Jockeys ride in a crouched, standing position because it makes the horse faster. When race times and records were first tracked around 1900, the adoption of this posture improved speeds by 5 to 7%. The technique works by decoupling the jockey’s body from the horse’s bouncing stride, saving the horse a significant amount of energy it would otherwise spend lifting the rider back up with every step.
How the Crouch Saves the Horse Energy
A galloping horse’s back rises and falls roughly 150 millimeters with each stride. If a jockey sat firmly in the saddle, the horse would have to haul that extra weight through the full range of that motion, pushing the rider up and absorbing the rider’s downward force on each landing. The metabolic cost of carrying a load increases in direct proportion to its weight, so even a lightweight jockey adds meaningful drag when fully coupled to the horse’s movement.
In the standing crouch, the jockey’s body moves only about 60 millimeters vertically per stride, less than half the horse’s own displacement. The jockey essentially floats above the horse, absorbing the difference through their legs. As biomechanist Alan Wilson put it, jockeys “don’t follow the movement of the horse but stay relatively stationary.” The horse still supports the jockey’s body weight, but it no longer has to accelerate and decelerate that weight through each stride cycle. Think of it like a backpack suspended on bungee cords: the load is there, but it bounces far less than the person carrying it, reducing the energy cost of walking.
What Happens When a Jockey Sits
When a rider sits, their body becomes tightly coupled to the horse through the saddle. Every time the horse’s back drops, the rider’s full weight slams into the saddle, and the horse must then push that weight back upward during the next stride. Research on horses ridden in a seated position shows this creates a larger downward impulse that limits how much push-off the horse can generate from both its front and hind legs. The hind legs compensate by landing sooner and driving harder, which changes the horse’s natural gait and costs more energy per stride.
The seated rider’s weight also causes the horse’s hooves to sink deeper into the ground on impact, extending landing durations and delaying the point where the horse can push off again. All of these small inefficiencies compound over a full race. In practical terms, the horse is working harder just to move its rider rather than channeling that effort into forward speed.

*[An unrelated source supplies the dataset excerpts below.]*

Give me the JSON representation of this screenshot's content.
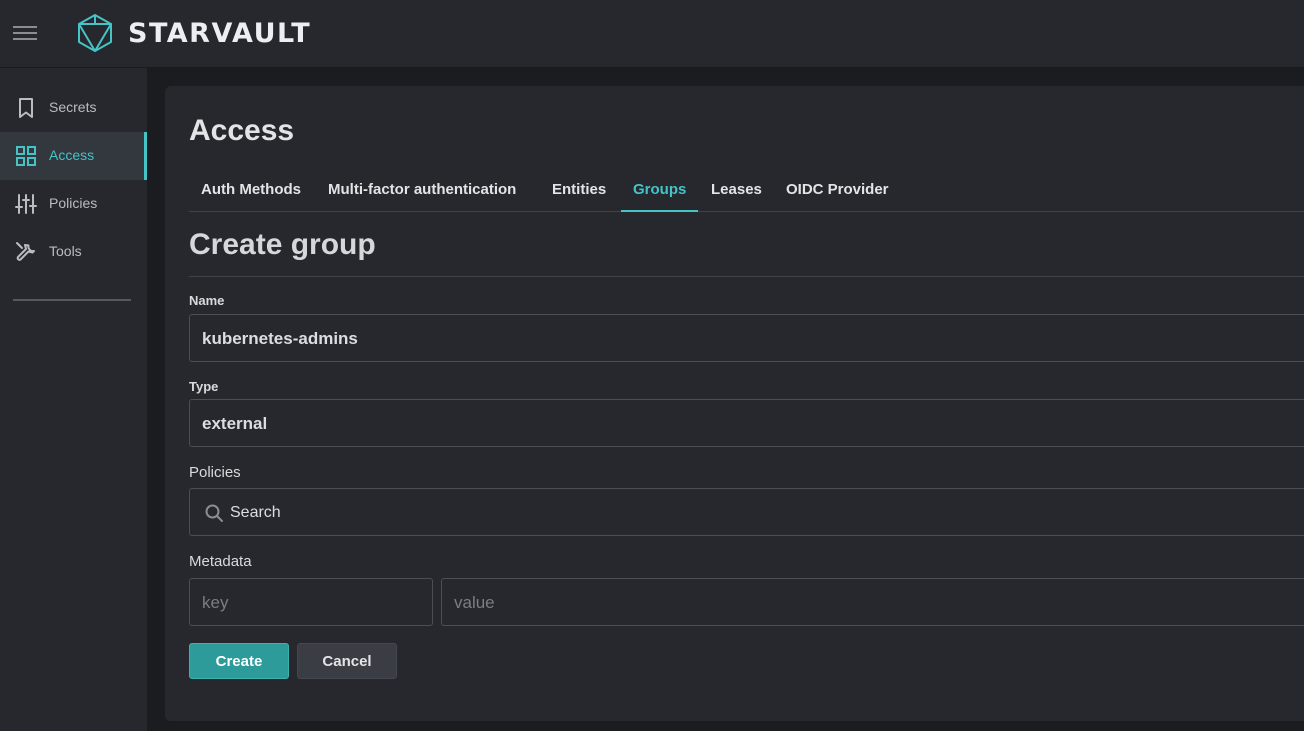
{
  "header": {
    "brand": "STARVAULT",
    "menu_icon": "hamburger-icon",
    "logo_icon": "cube-logo-icon"
  },
  "sidebar": {
    "items": [
      {
        "label": "Secrets",
        "icon": "bookmark-icon"
      },
      {
        "label": "Access",
        "icon": "grid-icon",
        "active": true
      },
      {
        "label": "Policies",
        "icon": "sliders-icon"
      },
      {
        "label": "Tools",
        "icon": "wrench-icon"
      }
    ]
  },
  "page": {
    "title": "Access"
  },
  "tabs": [
    {
      "label": "Auth Methods"
    },
    {
      "label": "Multi-factor authentication"
    },
    {
      "label": "Entities"
    },
    {
      "label": "Groups",
      "active": true
    },
    {
      "label": "Leases"
    },
    {
      "label": "OIDC Provider"
    }
  ],
  "form": {
    "title": "Create group",
    "name": {
      "label": "Name",
      "value": "kubernetes-admins"
    },
    "type": {
      "label": "Type",
      "value": "external"
    },
    "policies": {
      "label": "Policies",
      "search_placeholder": "Search"
    },
    "metadata": {
      "label": "Metadata",
      "key_placeholder": "key",
      "value_placeholder": "value"
    },
    "create_label": "Create",
    "cancel_label": "Cancel"
  },
  "colors": {
    "accent": "#45c3c7",
    "button": "#2d9b9a",
    "background": "#1a1c20",
    "panel": "#26282e"
  }
}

How Jockeys Stay Stable at 60 km/h
Holding the crouch position for the length of a race is genuinely demanding. Jockeys maintain it by activating their quadriceps, hamstrings, and glutes in synchrony with the horse’s movements, using continuous flexion and extension at the knees and hips to absorb the horse’s vertical oscillation. Their legs act as living shock absorbers. The greatest displacement happens at the jockey’s center of mass (around the hips), and that movement decreases progressively toward the upper body and head, keeping the jockey’s eyes and balance system as still as possible.
This damping comes at a cost. Race-riding jockeys experience more side-to-side and front-to-back movement in their head than jockeys riding at slower training paces, because the crouch trades vertical stability for lateral instability. Synchronous muscle activation throughout the entire body is needed to counteract these forces. It is an athletic feat that demands exceptional core strength, leg endurance, and coordination, all while controlling a 500-kilogram animal at top speed.
Where the Technique Came From
Before the early 1900s, jockeys sat upright in the saddle with long stirrups, much like casual riders today. American jockey Tod Sloan developed the crouched posture, which observers nicknamed the “monkey crouch” because of how it looked. The style was initially mocked, but Sloan’s results were hard to argue with. Other jockeys adopted it, and within a few decades it became universal. Every professional jockey in the world now rides this way.
The 5 to 7% improvement in race times that followed the switch is enormous in a sport where margins are measured in fractions of a second. To put it in perspective, that kind of gain would be comparable to shaving multiple seconds off a typical flat race. No change in horse breeding, track surface, or training method has produced a comparable single leap in performance. Sloan stumbled onto a biomechanical principle that wouldn’t be formally measured and explained by scientists for another century.